If you look at the impact of both the Series uplifts, the CaseworkiQ and the WorkiQ, and we've cut this several times in different ways, you absolutely can point out the direct opportunities that GBP 90 million ARR in those customer base. That would be, you know, for example, building on that Canadian story, for example, expanding our use case in Australia to further products. Similarly, in the healthcare market in the U.S., moving from WorkiQ to ControliQ. All of which adds up to a significant number of customers with whom we already have this contract. Looking more widely, if you look at this market sense of need, the frustration with poorly delivered technology and transformation changes being attributed to poor control, you look at the compelling arguments for AI, but we need to get it operationalized.
There's a whole series of things that says in our target customer base, they have a control challenge which we can meet. The issue for us is one of focus, because our time is not limited. The way we focus is to pick on those customers, the banks, insurance companies, and the business process outsourcers whom we know well. We know how to solve the problems, we speak their language in terms of the type of work they do, but more importantly, we know how to implement in the context of the reality, the complexity, the noise of that kind of controlled and regulated environment, which in itself is a real differentiation for ActiveOps.
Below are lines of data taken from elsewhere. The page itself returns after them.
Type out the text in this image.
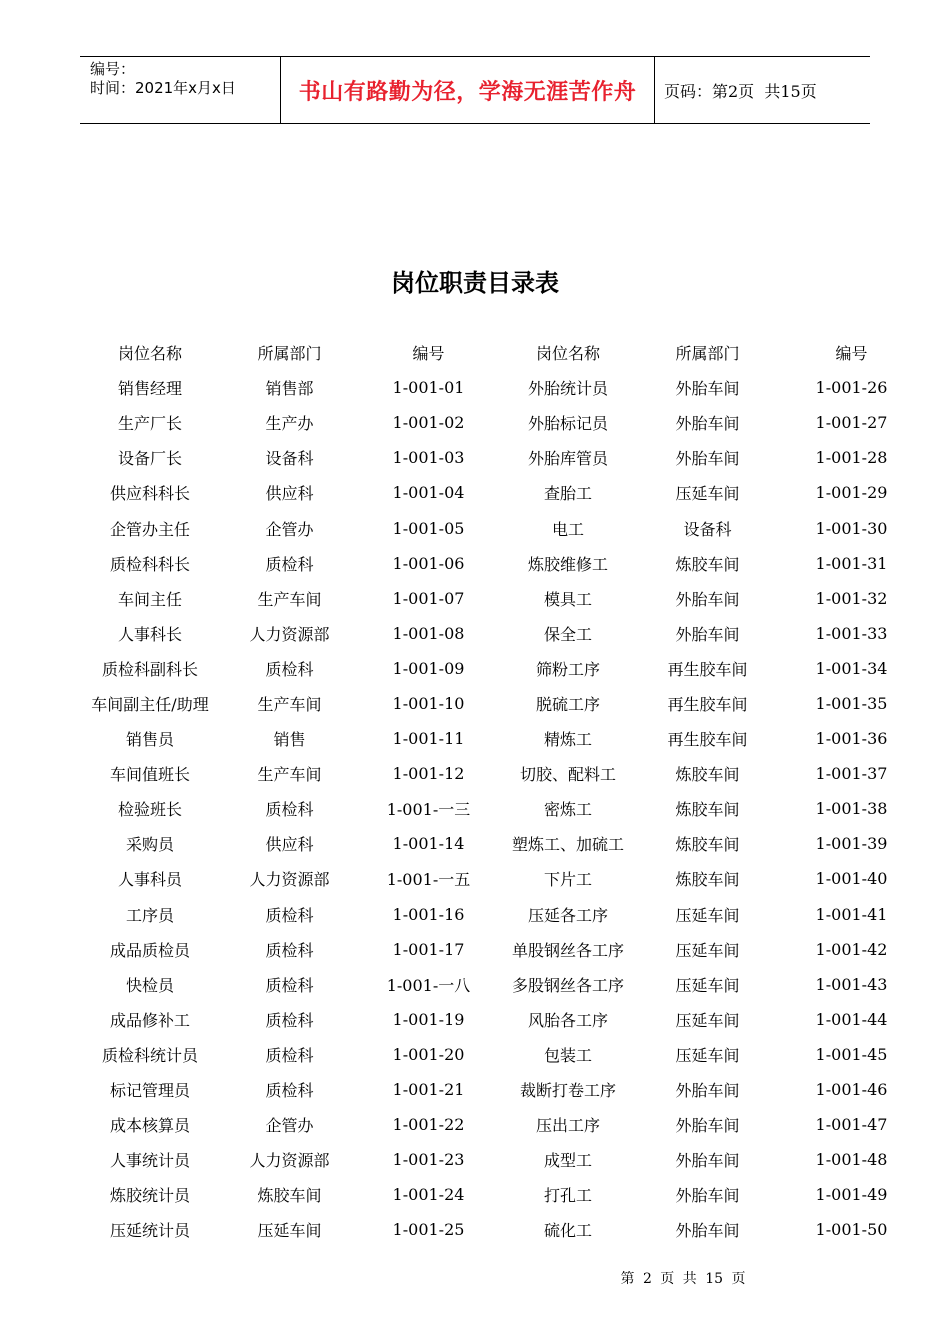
编号：
时间：2021年x月x日	书山有路勤为径，学海无涯苦作舟	页码：第2页  共15页
岗位职责目录表
岗位名称	所属部门	编号	岗位名称	所属部门	编号
销售经理	销售部	1-001-01	外胎统计员	外胎车间	1-001-26
生产厂长	生产办	1-001-02	外胎标记员	外胎车间	1-001-27
设备厂长	设备科	1-001-03	外胎库管员	外胎车间	1-001-28
供应科科长	供应科	1-001-04	查胎工	压延车间	1-001-29
企管办主任	企管办	1-001-05	电工	设备科	1-001-30
质检科科长	质检科	1-001-06	炼胶维修工	炼胶车间	1-001-31
车间主任	生产车间	1-001-07	模具工	外胎车间	1-001-32
人事科长	人力资源部	1-001-08	保全工	外胎车间	1-001-33
质检科副科长	质检科	1-001-09	筛粉工序	再生胶车间	1-001-34
车间副主任/助理	生产车间	1-001-10	脱硫工序	再生胶车间	1-001-35
销售员	销售	1-001-11	精炼工	再生胶车间	1-001-36
车间值班长	生产车间	1-001-12	切胶、配料工	炼胶车间	1-001-37
检验班长	质检科	1-001-一三	密炼工	炼胶车间	1-001-38
采购员	供应科	1-001-14	塑炼工、加硫工	炼胶车间	1-001-39
人事科员	人力资源部	1-001-一五	下片工	炼胶车间	1-001-40
工序员	质检科	1-001-16	压延各工序	压延车间	1-001-41
成品质检员	质检科	1-001-17	单股钢丝各工序	压延车间	1-001-42
快检员	质检科	1-001-一八	多股钢丝各工序	压延车间	1-001-43
成品修补工	质检科	1-001-19	风胎各工序	压延车间	1-001-44
质检科统计员	质检科	1-001-20	包装工	压延车间	1-001-45
标记管理员	质检科	1-001-21	裁断打卷工序	外胎车间	1-001-46
成本核算员	企管办	1-001-22	压出工序	外胎车间	1-001-47
人事统计员	人力资源部	1-001-23	成型工	外胎车间	1-001-48
炼胶统计员	炼胶车间	1-001-24	打孔工	外胎车间	1-001-49
压延统计员	压延车间	1-001-25	硫化工	外胎车间	1-001-50
第 2 页 共 15 页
We think, again, the combination of product, marketing, and need is really quite interesting.
Looking to the trading outlook, the reduction in usage in one of our customers is a shame, because actually, I think we'd be much more sort of signaling a rise. However, the fundamentals of the business are coming through really well. We've already sold two new customers, one of whom is a major U.K. outsourcer, for whom it's been a long battle to get them to sort of see the need for ActiveOps, let's say, but the potential is huge. Another in Australia, a global healthcare provider, has taken ActiveOps over there, and that's got a lot of global expansion potential. As I've already alluded to, the Series four release, with its next generation of make the job of managing people really, really easy, I think has got huge, huge current appeal. We're really there. It's just now a sales execution challenge.
I say it's just, that capacity we've brought on board with the sales team, so really, that only arrived in September. Well, August, September, but I think we're very well placed to really start to see that sort of 12-month sales cycle kicking into extra signings over the coming sort of the 12-18 month timeline. ActiveOps as an enterprise in terms of our tech stack and our capacity, I think is very well placed, and we're really seeing that come through in terms of those new signings and the expansion opportunities.